According to Mawyer, the city of Mosul openly expresses an existential fright that ISIS will surge back and take control to the extent that it impacts the efforts to clean up and repair.
“There is corruption, work being paid for but not done, money leaving the area,” Mawyer said. “They can’t even tear down completely as promised the internationally infamous building that ISIS used to hurl homosexuals to their deaths.
There are too many instances where we have paid a price for letting things go
Mawyer
“That’s just one city where we have a glimpse because of international press paying attention,” Mawyer added. “I believe that is the typical situation across the entire region.

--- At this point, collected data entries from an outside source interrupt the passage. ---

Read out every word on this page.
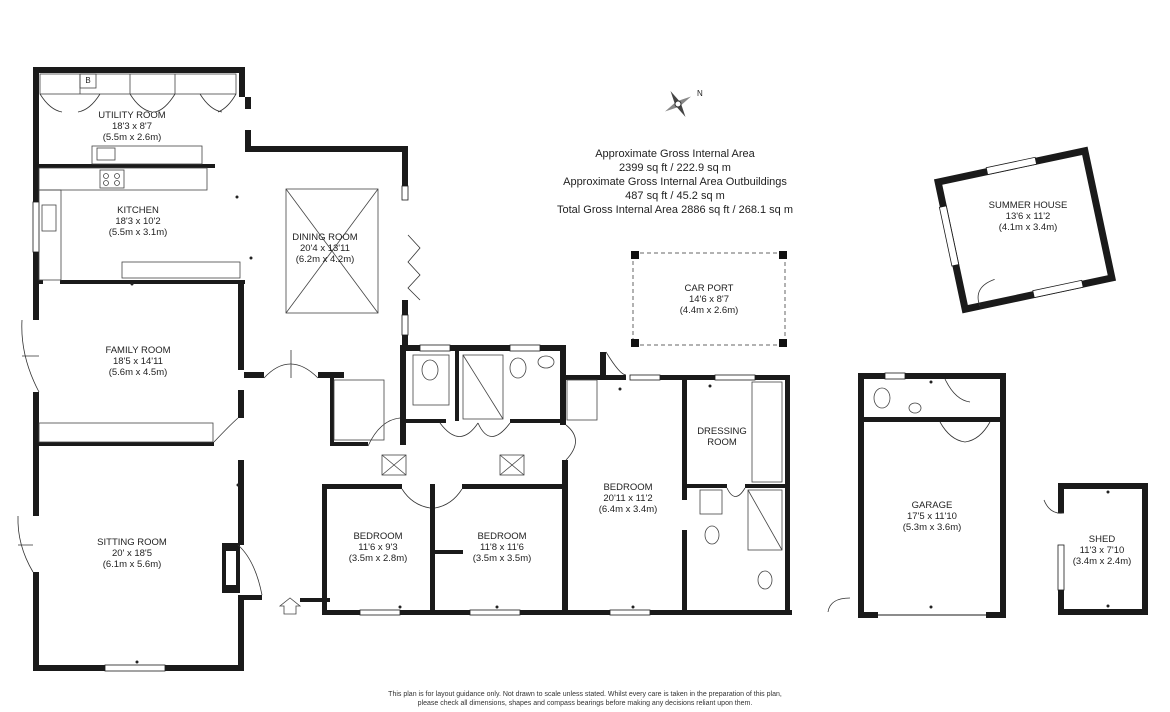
N
B
Approximate Gross Internal Area
2399 sq ft / 222.9 sq m
Approximate Gross Internal Area Outbuildings
487 sq ft / 45.2 sq m
Total Gross Internal Area 2886 sq ft / 268.1 sq m
UTILITY ROOM
18'3 x 8'7
(5.5m x 2.6m)
KITCHEN
18'3 x 10'2
(5.5m x 3.1m)	DINING ROOM
20'4 x 13'11
(6.2m x 4.2m)
FAMILY ROOM
18'5 x 14'11
(5.6m x 4.5m)
SITTING ROOM
20' x 18'5
(6.1m x 5.6m)
BEDROOM
11'6 x 9'3
(3.5m x 2.8m)
BEDROOM
11'8 x 11'6
(3.5m x 3.5m)
BEDROOM
20'11 x 11'2
(6.4m x 3.4m)
DRESSING
ROOM
CAR PORT
14'6 x 8'7
(4.4m x 2.6m)
SUMMER HOUSE
13'6 x 11'2
(4.1m x 3.4m)
GARAGE
17'5 x 11'10
(5.3m x 3.6m)
SHED
11'3 x 7'10
(3.4m x 2.4m)
This plan is for layout guidance only. Not drawn to scale unless stated. Whilst every care is taken in the preparation of this plan,
please check all dimensions, shapes and compass bearings before making any decisions reliant upon them.
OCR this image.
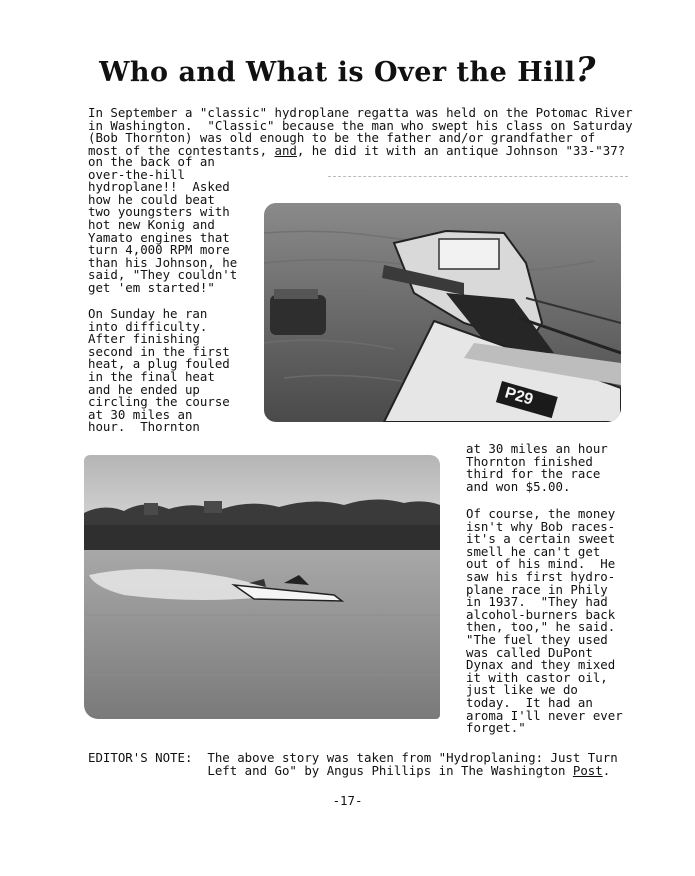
Who and What is Over the Hill?
In September a "classic" hydroplane regatta was held on the Potomac River
in Washington.  "Classic" because the man who swept his class on Saturday
(Bob Thornton) was old enough to be the father and/or grandfather of
most of the contestants, and, he did it with an antique Johnson "33-"37?
on the back of an
over-the-hill
hydroplane!!  Asked
how he could beat
two youngsters with
hot new Konig and
Yamato engines that
turn 4,000 RPM more
than his Johnson, he
said, "They couldn't
get 'em started!"
On Sunday he ran
into difficulty.
After finishing
second in the first
heat, a plug fouled
in the final heat
and he ended up
circling the course
at 30 miles an
hour.  Thornton
P29
at 30 miles an hour
Thornton finished
third for the race
and won $5.00.
Of course, the money
isn't why Bob races-
it's a certain sweet
smell he can't get
out of his mind.  He
saw his first hydro-
plane race in Phily
in 1937.  "They had
alcohol-burners back
then, too," he said.
"The fuel they used
was called DuPont
Dynax and they mixed
it with castor oil,
just like we do
today.  It had an
aroma I'll never ever
forget."
EDITOR'S NOTE: The above story was taken from "Hydroplaning: Just Turn
Left and Go" by Angus Phillips in The Washington Post.
-17-
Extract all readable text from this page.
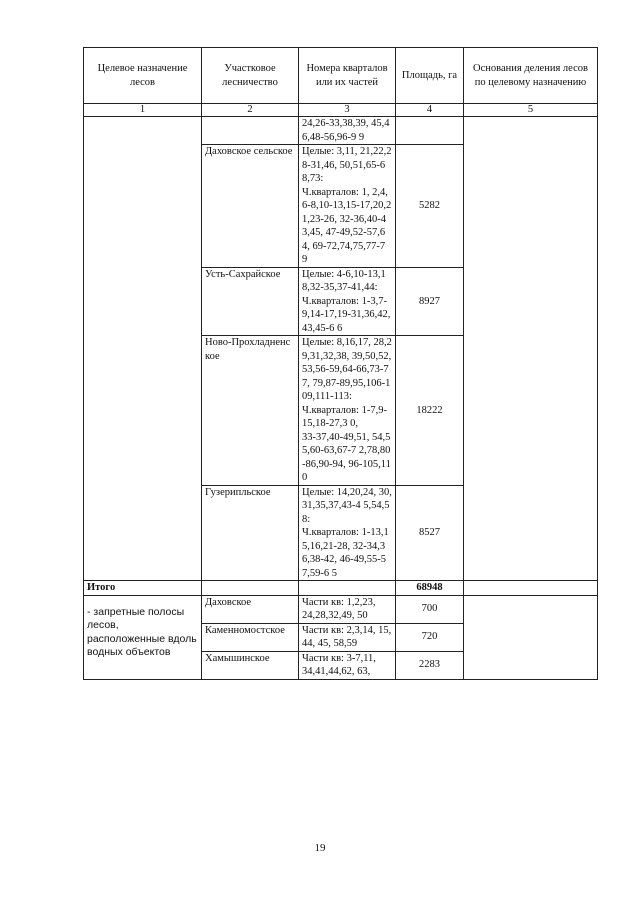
Целевое назначение лесов	Участковое лесничество	Номера кварталов или их частей	Площадь, га	Основания деления лесов по целевому назначению
1	2	3	4	5

		24,26-33,38,39, 45,46,48-56,96-9 9		

	Даховское сельское	Целые: 3,11, 21,22,28-31,46, 50,51,65-68,73:
Ч.кварталов: 1, 2,4,6-8,10-13,15-17,20,21,23-26, 32-36,40-43,45, 47-49,52-57,64, 69-72,74,75,77-7 9	5282	
	Усть-Сахрайское	Целые: 4-6,10-13,18,32-35,37-41,44:
Ч.кварталов: 1-3,7-9,14-17,19-31,36,42,43,45-6 6	8927	
	Ново-Прохладненское	Целые: 8,16,17, 28,29,31,32,38, 39,50,52,53,56-59,64-66,73-77, 79,87-89,95,106-109,111-113:
Ч.кварталов: 1-7,9-15,18-27,3 0,
33-37,40-49,51, 54,55,60-63,67-7 2,78,80-86,90-94, 96-105,110	18222	
	Гузерипльское	Целые: 14,20,24, 30,31,35,37,43-4 5,54,58:
Ч.кварталов: 1-13,15,16,21-28, 32-34,36,38-42, 46-49,55-57,59-6 5	8527	
Итого			68948	
- запретные полосы лесов, расположенные вдоль водных объектов	Даховское	Части кв: 1,2,23, 24,28,32,49, 50	700	
	Каменномостское	Части кв: 2,3,14, 15, 44, 45, 58,59	720	
	Хамышинское	Части кв: 3-7,11, 34,41,44,62, 63,	2283	
19
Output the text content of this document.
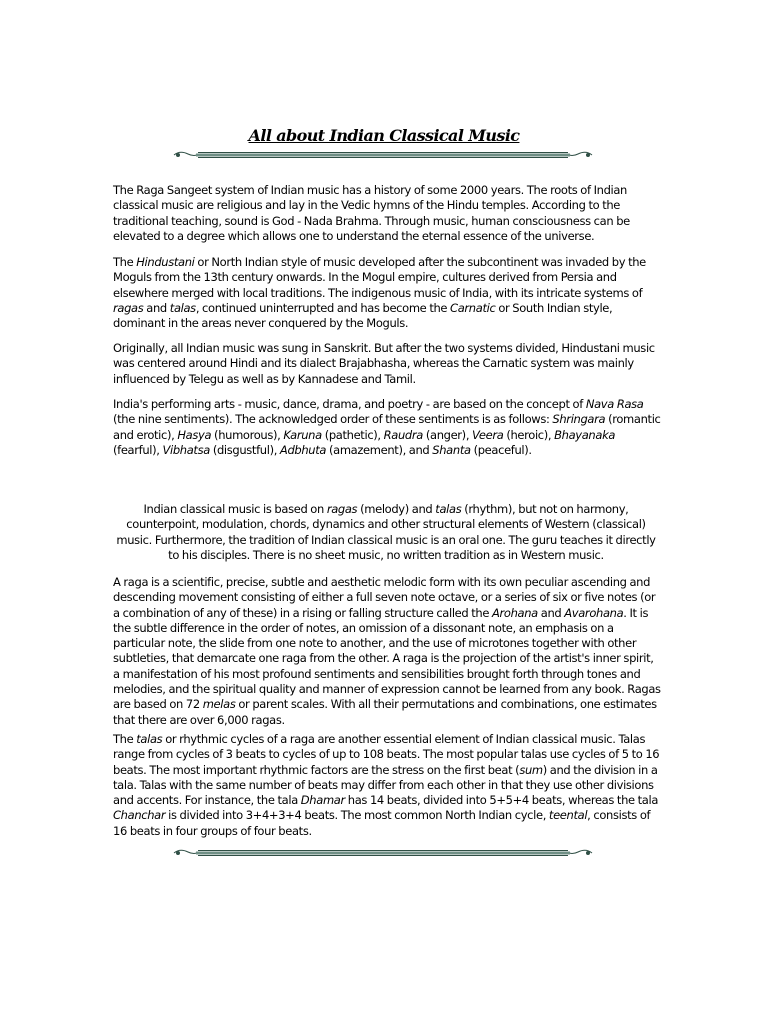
All about Indian Classical Music

The Raga Sangeet system of Indian music has a history of some 2000 years. The roots of Indian classical music are religious and lay in the Vedic hymns of the Hindu temples. According to the traditional teaching, sound is God - Nada Brahma. Through music, human consciousness can be elevated to a degree which allows one to understand the eternal essence of the universe.

The Hindustani or North Indian style of music developed after the subcontinent was invaded by the Moguls from the 13th century onwards. In the Mogul empire, cultures derived from Persia and elsewhere merged with local traditions. The indigenous music of India, with its intricate systems of ragas and talas, continued uninterrupted and has become the Carnatic or South Indian style, dominant in the areas never conquered by the Moguls.

Originally, all Indian music was sung in Sanskrit. But after the two systems divided, Hindustani music was centered around Hindi and its dialect Brajabhasha, whereas the Carnatic system was mainly influenced by Telegu as well as by Kannadese and Tamil.

India's performing arts - music, dance, drama, and poetry - are based on the concept of Nava Rasa (the nine sentiments). The acknowledged order of these sentiments is as follows: Shringara (romantic and erotic), Hasya (humorous), Karuna (pathetic), Raudra (anger), Veera (heroic), Bhayanaka (fearful), Vibhatsa (disgustful), Adbhuta (amazement), and Shanta (peaceful).

Indian classical music is based on ragas (melody) and talas (rhythm), but not on harmony, counterpoint, modulation, chords, dynamics and other structural elements of Western (classical) music. Furthermore, the tradition of Indian classical music is an oral one. The guru teaches it directly to his disciples. There is no sheet music, no written tradition as in Western music.

A raga is a scientific, precise, subtle and aesthetic melodic form with its own peculiar ascending and descending movement consisting of either a full seven note octave, or a series of six or five notes (or a combination of any of these) in a rising or falling structure called the Arohana and Avarohana. It is the subtle difference in the order of notes, an omission of a dissonant note, an emphasis on a particular note, the slide from one note to another, and the use of microtones together with other subtleties, that demarcate one raga from the other. A raga is the projection of the artist's inner spirit, a manifestation of his most profound sentiments and sensibilities brought forth through tones and melodies, and the spiritual quality and manner of expression cannot be learned from any book. Ragas are based on 72 melas or parent scales. With all their permutations and combinations, one estimates that there are over 6,000 ragas.

The talas or rhythmic cycles of a raga are another essential element of Indian classical music. Talas range from cycles of 3 beats to cycles of up to 108 beats. The most popular talas use cycles of 5 to 16 beats. The most important rhythmic factors are the stress on the first beat (sum) and the division in a tala. Talas with the same number of beats may differ from each other in that they use other divisions and accents. For instance, the tala Dhamar has 14 beats, divided into 5+5+4 beats, whereas the tala Chanchar is divided into 3+4+3+4 beats. The most common North Indian cycle, teental, consists of 16 beats in four groups of four beats.
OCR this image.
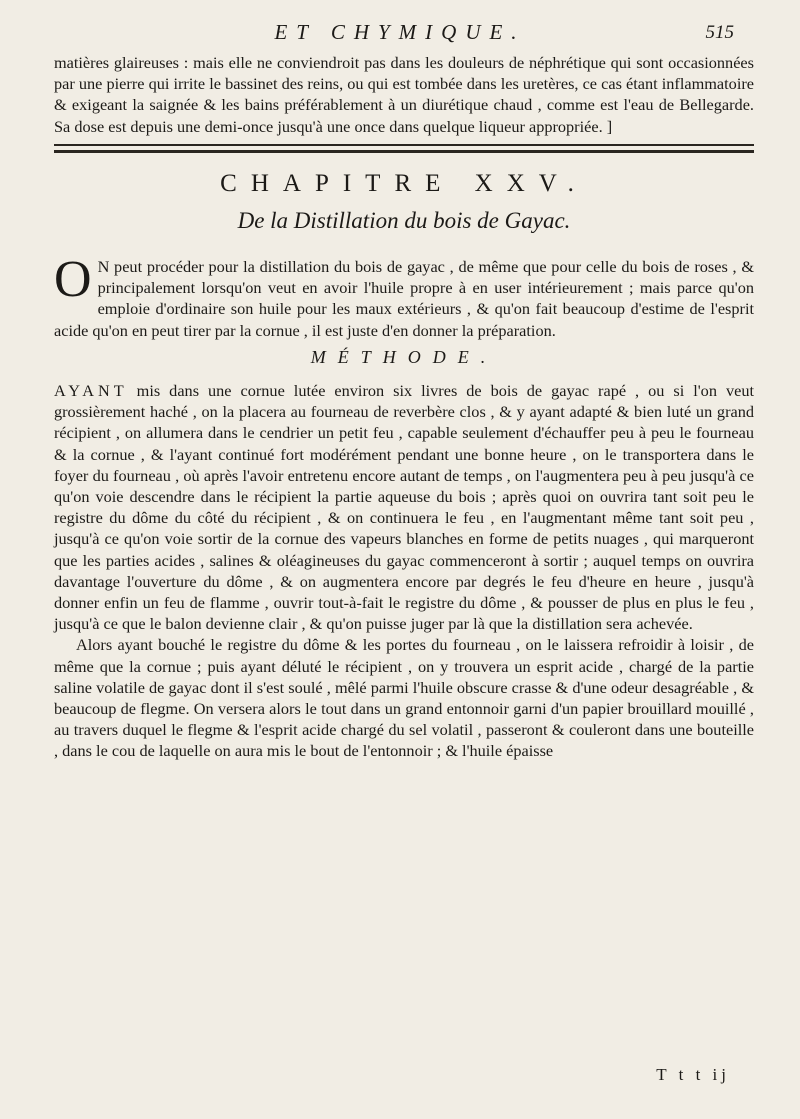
ET CHYMIQUE.	515

matières glaireuses : mais elle ne conviendroit pas dans les douleurs de néphrétique qui sont occasionnées par une pierre qui irrite le bassinet des reins, ou qui est tombée dans les uretères, ce cas étant inflammatoire & exigeant la saignée & les bains préférablement à un diurétique chaud , comme est l'eau de Bellegarde. Sa dose est depuis une demi-once jusqu'à une once dans quelque liqueur appropriée. ]

CHAPITRE XXV.
De la Distillation du bois de Gayac.

O N peut procéder pour la distillation du bois de gayac , de même que pour celle du bois de roses , & principalement lorsqu'on veut en avoir l'huile propre à en user intérieurement ; mais parce qu'on emploie d'ordinaire son huile pour les maux extérieurs , & qu'on fait beaucoup d'estime de l'esprit acide qu'on en peut tirer par la cornue , il est juste d'en donner la préparation.

MÉTHODE.

AYANT mis dans une cornue lutée environ six livres de bois de gayac rapé , ou si l'on veut grossièrement haché , on la placera au fourneau de reverbère clos , & y ayant adapté & bien luté un grand récipient , on allumera dans le cendrier un petit feu , capable seulement d'échauffer peu à peu le fourneau & la cornue , & l'ayant continué fort modérément pendant une bonne heure , on le transportera dans le foyer du fourneau , où après l'avoir entretenu encore autant de temps , on l'augmentera peu à peu jusqu'à ce qu'on voie descendre dans le récipient la partie aqueuse du bois ; après quoi on ouvrira tant soit peu le registre du dôme du côté du récipient , & on continuera le feu , en l'augmentant même tant soit peu , jusqu'à ce qu'on voie sortir de la cornue des vapeurs blanches en forme de petits nuages , qui marqueront que les parties acides , salines & oléagineuses du gayac commenceront à sortir ; auquel temps on ouvrira davantage l'ouverture du dôme , & on augmentera encore par degrés le feu d'heure en heure , jusqu'à donner enfin un feu de flamme , ouvrir tout-à-fait le registre du dôme , & pousser de plus en plus le feu , jusqu'à ce que le balon devienne clair , & qu'on puisse juger par là que la distillation sera achevée.

Alors ayant bouché le registre du dôme & les portes du fourneau , on le laissera refroidir à loisir , de même que la cornue ; puis ayant déluté le récipient , on y trouvera un esprit acide , chargé de la partie saline volatile de gayac dont il s'est soulé , mêlé parmi l'huile obscure crasse & d'une odeur desagréable , & beaucoup de flegme. On versera alors le tout dans un grand entonnoir garni d'un papier brouillard mouillé , au travers duquel le flegme & l'esprit acide chargé du sel volatil , passeront & couleront dans une bouteille , dans le cou de laquelle on aura mis le bout de l'entonnoir ; & l'huile épaisse

T t t ij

“ISIS left such a strong sense of terror, that they arguably continue to occupy the minds of the people far more than we do.”
Mawyer said that Christians and conservatives can and should impact the situation by asking that their representatives and the Trump Administration stay engaged in the situation there.
“We should keep some troops in the region and continue being a strategic lynchpin for vigilance against ISIS coming back,” Mawyer said.
“There are too many instances where we have paid a price for letting things go, then having a worse situation to deal with later at a much higher cost.”